Leading with purpose
Nick studied pharmacology then medicine in London, before working in hospitals in London and Oxford. While in Oxford, he heard about a major partnership being set up between Mahidol University in Bangkok, the University of Oxford in the UK, and Wellcome. In 1980 he relocated to Thailand to join the new Mahidol Oxford Tropical Medicine Research Unit (MORU), serving as its director from 1986 to 2001. He taught and led research in Bangkok and Oxford, and was a Wellcome Principal Research Fellow from 1991 onwards.
Nick led with generosity and good humour, but also determination. He refused to accept preventable deaths as inevitable, and never hesitated to challenge anyone – including his funders – if he thought more health impact could be gained a different way.

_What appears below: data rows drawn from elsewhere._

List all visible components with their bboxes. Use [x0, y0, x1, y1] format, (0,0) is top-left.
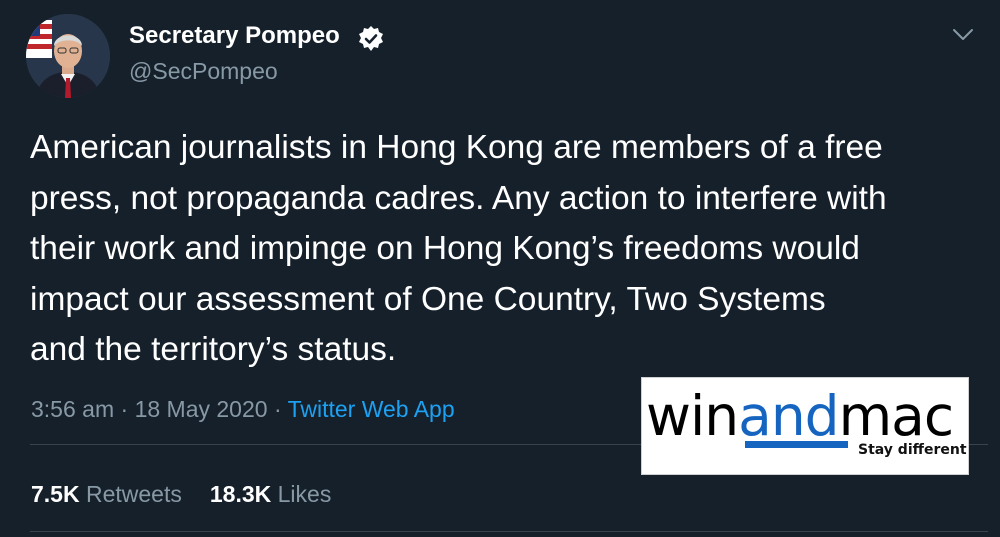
- watermark-brand: winandmac: [646, 384, 955, 448]
- tweet-meta: 3:56 am · 18 May 2020 · Twitter Web App: [31, 396, 455, 423]
- tweet-source-link[interactable]: Twitter Web App: [288, 396, 455, 422]
- likes-stat[interactable]: 18.3K Likes: [210, 481, 331, 507]
- watermark-tagline: Stay different: [858, 442, 967, 458]
- user-handle[interactable]: @SecPompeo: [129, 58, 278, 85]
- verified-badge-icon: [359, 26, 383, 51]
- winandmac-watermark-logo: winandmac Stay different: [641, 377, 969, 475]
- likes-label: Likes: [277, 481, 332, 507]
- chevron-down-icon[interactable]: [952, 28, 974, 42]
- retweets-stat[interactable]: 7.5K Retweets: [31, 481, 182, 507]
- tweet-time[interactable]: 3:56 am: [31, 396, 114, 422]
- watermark-brand-accent: and: [738, 384, 839, 448]
- tweet-text-line: impact our assessment of One Country, Tw…: [30, 280, 826, 318]
- tweet-text-line: press, not propaganda cadres. Any action…: [30, 179, 887, 217]
- meta-separator: ·: [120, 396, 129, 422]
- tweet-text-line: American journalists in Hong Kong are me…: [30, 129, 883, 166]
- tweet-text-line: and the territory’s status.: [30, 331, 397, 368]
- watermark-underline-bar: [745, 441, 848, 448]
- display-name[interactable]: Secretary Pompeo: [129, 22, 340, 50]
- avatar-image: [26, 14, 110, 98]
- watermark-brand-part: win: [646, 384, 739, 448]
- tweet-date[interactable]: 18 May 2020: [135, 396, 268, 422]
- divider: [30, 531, 988, 532]
- tweet-stats: 7.5K Retweets 18.3K Likes: [31, 481, 331, 508]
- meta-separator: ·: [273, 396, 282, 422]
- tweet-text-line: their work and impinge on Hong Kong’s fr…: [30, 230, 860, 267]
- retweets-label: Retweets: [85, 481, 182, 507]
- likes-count: 18.3K: [209, 481, 272, 507]
- avatar[interactable]: [26, 14, 110, 98]
- watermark-brand-part: mac: [838, 384, 955, 448]
- retweets-count: 7.5K: [31, 481, 80, 507]
- tweet-text: American journalists in Hong Kong are me…: [30, 123, 980, 376]
- tweet-card: Secretary Pompeo @SecPompeo American jou…: [0, 0, 1000, 537]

Transforming malaria treatment
In their early studies of artemisinin, Nick and his colleague François Nosten realised the drug’s only shortcoming was how quickly it was metabolised in the body. People needed seven doses a day. Nick had the idea to pair it with another drug that was slower-acting but longer-lasting. This became the model for a number of artemisinin combination therapies. They were safer and easier to use than quinine, which had been the treatment of choice for malaria since the 19th century.
Clinical trials were led by Nick, François, and Arjen Dondorp in Thailand, and in Vietnam by Tran Tinh Hien and Jeremy Farrar. Much larger, multi-country trials followed in Asia and Africa until artemisinin combination therapy was recommended by the World Health Organization as the first-line treatment against malaria in 2006.
It complemented the effectiveness of insecticide-treated bednets to reduce transmission at a time when vaccines against malaria did not exist. “We were winning between 2000 and 2015,” Nick said. “Numbers were coming down across the world.”
But already there were signs that the parasites that cause malaria were developing resistance to artemisinin. A few years later the numbers of malaria cases and deaths began to creep up again. In response, Nick started developing and testing treatments combining three drugs.
Focusing on human benefit
Alongside malaria, Nick’s research addressed many other infectious diseases, including tetanus, dengue and tuberculosis. And when the Covid-19 pandemic began, he was among the thousands of researchers worldwide who turned their expertise to the new challenge. MORU ran the world’s largest trial of potential preventive drugs. It also led trials in Asia and South America to test Covid-19 treatments, giving policy makers clear evidence about which drugs to use, when and how.
MORU expanded geographically and scientifically under Nick’s leadership. Today, it is one of Wellcome’s longest-standing international partnerships, a world-leader in patient-centred clinical and public health research, and trains new generations of researchers. Its success led to a similar partnership in Vietnam in 1991 (Oxford University Clinical Research Unit - OUCRU), with Nick later taking the role of chair across both programmes.
John-Arne Røttingen, Wellcome’s chief executive, says: “Nick White’s leadership, insight and humanity helped shape one of the most significant public health successes of the past 50 years. While he would be the first to credit others in the fight against malaria, his impact on global health – and on millions of people’s lives – is profound.
“He also helped Wellcome forge strong links with health research in South-East Asia – links that continue to grow today. We are deeply grateful for the years we worked with Nick. He will be missed by his family, friends, colleagues and collaborators around the world.”